MANSFIELD — The Mass Music & Arts Society is currently staging the classic “Of Mice and Men” by John Steinbeck with some highly charged dramatic performances in its Black Box Theatre. But be forewarned: This is not a play for the faint-hearted.
The Steinbeck work draws its title from the Robert Burns poem “To A Mouse,” and specifically the line, “The best laid schemes of mice and men often go awry.”
And that sums up the plot. A dark, tragic play set during the Depression, it deals with themes of loneliness, pursuit of the American Dream, and being powerless, which sadly still resonates in today’s society of cyberbullying, the Me Too movement, racial tension and the endless pursuit of many struggling to climb out of poverty. Ultimately, it is a parable about what it is to be human and how we treat each other.
Based on Steinbeck’s experience working as a ranch hand, “Of Mice and Men” tells the story of George Milton and Lenny Small, two displaced migrant ranch workers traveling from town to town looking for work.
The two dream of owning their own ranch, but obstacles stand in the way.
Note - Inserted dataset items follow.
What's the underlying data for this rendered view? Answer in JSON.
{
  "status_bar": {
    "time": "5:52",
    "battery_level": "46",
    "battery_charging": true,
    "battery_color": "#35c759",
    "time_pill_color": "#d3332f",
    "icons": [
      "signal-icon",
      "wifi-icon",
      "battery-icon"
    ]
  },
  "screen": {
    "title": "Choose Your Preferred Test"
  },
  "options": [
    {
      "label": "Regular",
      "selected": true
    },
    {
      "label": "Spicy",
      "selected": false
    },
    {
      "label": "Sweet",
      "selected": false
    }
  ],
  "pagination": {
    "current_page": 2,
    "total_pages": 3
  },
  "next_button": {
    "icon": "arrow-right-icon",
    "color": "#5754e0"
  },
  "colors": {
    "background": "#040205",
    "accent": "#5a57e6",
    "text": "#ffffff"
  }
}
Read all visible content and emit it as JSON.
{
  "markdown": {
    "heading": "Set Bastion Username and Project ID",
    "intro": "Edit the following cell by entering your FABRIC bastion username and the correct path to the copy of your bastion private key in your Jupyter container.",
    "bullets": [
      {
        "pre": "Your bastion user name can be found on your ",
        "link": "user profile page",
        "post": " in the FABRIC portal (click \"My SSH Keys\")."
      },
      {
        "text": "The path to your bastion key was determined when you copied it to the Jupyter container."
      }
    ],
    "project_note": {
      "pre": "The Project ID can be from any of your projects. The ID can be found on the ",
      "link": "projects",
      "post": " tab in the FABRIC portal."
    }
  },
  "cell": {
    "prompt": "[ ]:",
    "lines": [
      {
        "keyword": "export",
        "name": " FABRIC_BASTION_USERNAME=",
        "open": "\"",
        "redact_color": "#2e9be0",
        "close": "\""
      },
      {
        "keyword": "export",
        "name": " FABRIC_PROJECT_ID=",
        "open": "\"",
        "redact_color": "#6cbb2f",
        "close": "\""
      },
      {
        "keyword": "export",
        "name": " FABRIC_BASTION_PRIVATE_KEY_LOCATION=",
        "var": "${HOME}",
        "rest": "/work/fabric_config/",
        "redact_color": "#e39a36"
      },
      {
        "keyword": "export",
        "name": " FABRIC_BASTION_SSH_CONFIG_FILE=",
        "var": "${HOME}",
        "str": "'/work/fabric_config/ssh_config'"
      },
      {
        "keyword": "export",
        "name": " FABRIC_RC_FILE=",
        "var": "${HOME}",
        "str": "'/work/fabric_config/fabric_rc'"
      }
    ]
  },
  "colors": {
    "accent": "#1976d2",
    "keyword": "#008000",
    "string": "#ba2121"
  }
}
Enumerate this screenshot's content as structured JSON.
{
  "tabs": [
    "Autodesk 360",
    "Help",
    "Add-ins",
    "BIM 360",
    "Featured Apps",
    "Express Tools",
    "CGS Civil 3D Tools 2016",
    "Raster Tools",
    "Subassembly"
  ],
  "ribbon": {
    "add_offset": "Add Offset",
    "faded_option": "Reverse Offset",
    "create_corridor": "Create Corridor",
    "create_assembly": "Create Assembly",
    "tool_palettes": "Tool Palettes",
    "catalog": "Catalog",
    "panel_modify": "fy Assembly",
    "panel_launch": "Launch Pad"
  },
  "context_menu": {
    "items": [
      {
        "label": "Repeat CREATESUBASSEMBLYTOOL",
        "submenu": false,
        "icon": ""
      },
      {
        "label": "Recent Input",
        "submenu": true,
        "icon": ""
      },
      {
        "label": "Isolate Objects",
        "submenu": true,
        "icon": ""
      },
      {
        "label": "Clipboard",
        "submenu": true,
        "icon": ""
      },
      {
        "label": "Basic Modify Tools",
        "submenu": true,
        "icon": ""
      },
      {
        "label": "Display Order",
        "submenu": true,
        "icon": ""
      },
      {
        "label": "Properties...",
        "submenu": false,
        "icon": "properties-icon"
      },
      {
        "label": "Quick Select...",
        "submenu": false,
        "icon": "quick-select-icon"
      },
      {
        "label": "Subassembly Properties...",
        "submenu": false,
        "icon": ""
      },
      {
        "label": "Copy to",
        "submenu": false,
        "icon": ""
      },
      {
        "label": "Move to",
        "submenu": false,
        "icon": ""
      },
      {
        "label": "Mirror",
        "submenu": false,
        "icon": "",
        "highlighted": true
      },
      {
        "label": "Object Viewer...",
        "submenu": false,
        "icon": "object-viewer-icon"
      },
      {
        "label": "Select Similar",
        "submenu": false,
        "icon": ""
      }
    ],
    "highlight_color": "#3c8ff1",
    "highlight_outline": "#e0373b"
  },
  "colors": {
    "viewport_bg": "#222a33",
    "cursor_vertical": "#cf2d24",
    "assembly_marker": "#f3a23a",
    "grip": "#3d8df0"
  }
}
Ultimately, it is Lennie, the mentally handicapped giant, who makes George’s dream of owning his own ranch worthwhile. He also has a love for soft things, which will eventually conspire against him mainly because he doesn’t know his own strength. As much as George feels hindered by Lennie, he truly cares for him. They have something that the other characters in the play don’t have: each other.
Justin Pimental plays George. Slight in build next to Brian Gustafson as Lennie, he is perfectly cast in the role. Gustafson, a regular at MMAS, is ideal in his role, too. He has the childlike innocence and the “giant” stature required.
Pimental and Gustafson have a genuine bond on stage, particularly in the final, tragic scene.
As we meet the other inhabitants at this ranch, we get a clear look at how this world may sometimes be cruel. Most are cogs in an uncaring machine and victims of the prejudices of society. Candy, maimed on the job and older, tries to remain useful. His only companion is an old arthritic dog that Carlson, another ranch hand, unfeelingly offers to put down with his gun, a foreshadowing of events ahead.
Bruce Church, another MMAS regular, gives a solid performance as Candy and Wayne Nettnay is no nonsense and appropriately unemotional as Carlson.
Crooks, a black stable hand also injured on the job and left with a crooked back, is a victim of racism. Isolated from the rest, he deals with loneliness with his books and finds himself enjoying the unexpected company of Lennie while the others are out carousing. Aaron P. Roberts portrays Crooks to a tee, even contorting his body to convey the back injury.
Then there is Curly’s wife, a victim of gender bias. Married to the boss’s son, she is abused and neglected by her husband. She too is lonely and in looking for someone, anyone, to talk to, she is labeled a tart or jailbait by the others. But she has dreams as well. Often portrayed more flirtatiously, director Richard Stiles makes a good choice in toning this down a bit. And with Rachel Beth Beauregard’s apt portrayal, allows the audience a better understanding of her character.
Curly is the bully, letting his jealousy get the best of him. He is constantly riding the others, and Jonathan Pierce Jr. carries off this portrayal quite well. His character is said to have a Napoleon complex, and with Pierce’s build and demeanor, it is easy to see.
While the other ranch hands question and don’t quite understand why George travels with Lennie at his side, Slim, the mule line driver, does understand. He has compassion and is well respected. It is his character that brings home Steinbeck’s major theme, which is “if you understand each other, you will be kind to each other.”
Slim states this in other terms when he says to George, “Ain’t many guys travel together, I don’t know why. Maybe the whole world is scared of each other.” Justin Grankewicz handles this role with aplomb and the necessary compassion.
Rounded out with Jonathan Pierce as the Boss and Benjamin Medeiris as Whit, Stiles has commandeered a tight ensemble who ably convey Steinbeck’s themes. The production is well worth the price of the ticket and will give audiences much to ponder as they leave.